The craft of media planning needs to make a comeback. The strategy, insight, creativity and planning involved in the selection of media channels and buying decisions have never gone away. But media planning has declined in importance in recent years – with serious consequences.
The ad industry’s obsession with shiny, new digital toys and automation has been the most immediate problem. The whole ecosystem has become so complex and fragmented that advertisers and agencies are spending time on media co-ordination, instead of strategy and planning and ideas.
Then there’s the question of money. Advertisers have been squeezing fees, which has forced agency groups to look for other ways to boost profits, rather than focusing on clients’ needs. Some agencies have resorted to opaque trading practices, rigid processes and easily scalable products and services – all of which points to a hollowing-out of agency talent. Further evidence comes from media owners who say agencies have been farming out clients’ requests to them without giving a proper brief.
Worse still, brands and agencies have been neglecting context and the quality of the media environment in the pursuit of both cheap reach and short-term performance.
Consumers are not impressed. A survey by Credos, the Advertising Association’s think tank, found the British public’s favourability towards advertising has fallen to a record low of 25% because of problems such as ad bombardment and excessive frequency and targeting.
However, things are changing. The need for better media planning and curation has created a gap in the market. We are at "a drop-ball" moment, according to one leading planner, who likens the current state of play to when a football match restarts after an interruption, the ball is dropped on neutral turf and everyone makes a rush for it.
The future of media planning is up for grabs. Advertisers and media owners want to get more involved and agencies need to raise their game. Some advertisers are already bypassing agencies for planning and buying. Ecommerce brands are used to handling search and social themselves in-house, and Google and Facebook have built large, client-facing teams to serve them.
Now other advertisers want to take more control of their communications and first-party data and to contract directly with the tech platforms, rather than depend on agencies.
Traditional media owners are also investing in planning and data as they look to collaborate directly with clients, although they insist they do not want to disintermediate agencies. Both ITV and Sky have recently recruited senior planners from the agency sector. Other media owners are beefing up their client teams, partly in response to the lack of attention from agencies.
All this is happening as a few tech giants keep sucking up most of the ad growth and nearly everyone else is struggling to grow. A good planner might advocate channel-neutral planning – picking the most suitable media channels for an advertiser, without worrying about the terms of the agency’s trading deal – but reality can be brutal, especially in a downturn.
Increasingly, advertisers and agencies and media owners are going to choose favoured business partners because they can’t afford to do great deals with everyone. That was part of the calculation for Publicis Groupe and Channel 4 as they sought to end their trading dispute in January.

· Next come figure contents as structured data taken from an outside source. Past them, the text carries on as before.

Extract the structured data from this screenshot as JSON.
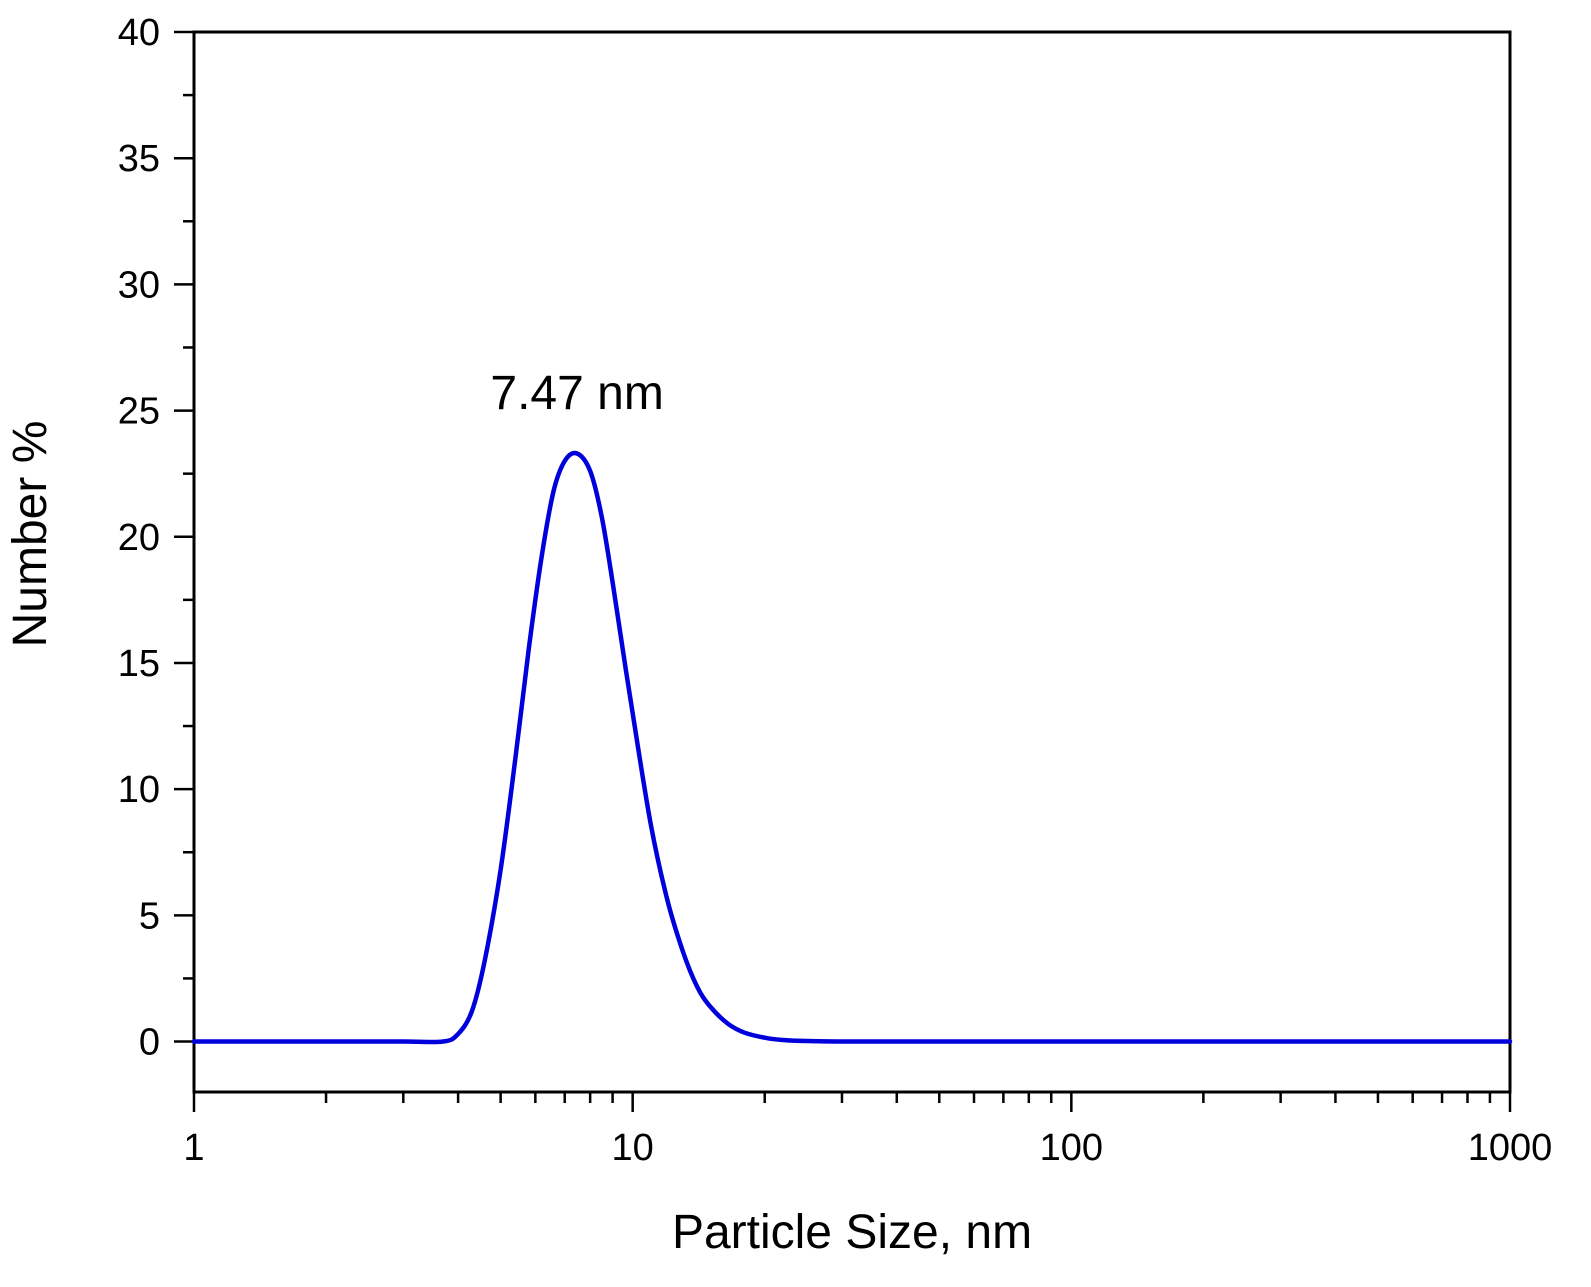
{
  "chart_data": {
    "type": "line",
    "xlabel": "Particle Size, nm",
    "ylabel": "Number %",
    "x_scale": "log",
    "xlim": [
      1,
      1000
    ],
    "ylim": [
      -2,
      40
    ],
    "x_ticks": [
      1,
      10,
      100,
      1000
    ],
    "x_tick_labels": [
      "1",
      "10",
      "100",
      "1000"
    ],
    "y_ticks": [
      0,
      5,
      10,
      15,
      20,
      25,
      30,
      35,
      40
    ],
    "y_tick_labels": [
      "0",
      "5",
      "10",
      "15",
      "20",
      "25",
      "30",
      "35",
      "40"
    ],
    "grid": false,
    "legend": "none",
    "series": [
      {
        "color": "#0000dd",
        "x": [
          1.0,
          2.0,
          3.0,
          3.7,
          4.0,
          4.3,
          4.6,
          5.0,
          5.4,
          5.8,
          6.2,
          6.6,
          7.0,
          7.47,
          8.0,
          8.5,
          9.0,
          9.5,
          10.0,
          11.0,
          12.0,
          13.0,
          14.0,
          15.0,
          16.5,
          18.0,
          20.0,
          22.0,
          25.0,
          30.0,
          50.0,
          100.0,
          300.0,
          1000.0
        ],
        "y": [
          0.0,
          0.0,
          0.0,
          0.0,
          0.3,
          1.2,
          3.2,
          6.8,
          11.2,
          15.6,
          19.2,
          21.8,
          23.0,
          23.3,
          22.6,
          20.8,
          18.2,
          15.5,
          13.0,
          8.6,
          5.6,
          3.6,
          2.2,
          1.4,
          0.7,
          0.35,
          0.15,
          0.06,
          0.02,
          0.0,
          0.0,
          0.0,
          0.0,
          0.0
        ]
      }
    ],
    "annotations": [
      {
        "text": "7.47 nm",
        "x": 7.47,
        "y": 25.7
      }
    ]
  }
}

Media planning is also becoming harder as advertisers wrestle with the competing demands of long-term brand-building and short-term sales performance. One agency strategy chief describes how some advertisers are putting their money in big brand activity to raise awareness and shape culture at the top of the marketing funnel and digital activity to convert sales at the bottom of the funnel – and neglecting the middle.
Better, joined-up media planning can make sense of this disarray. It might even help to rebuild the ad industry’s reputation.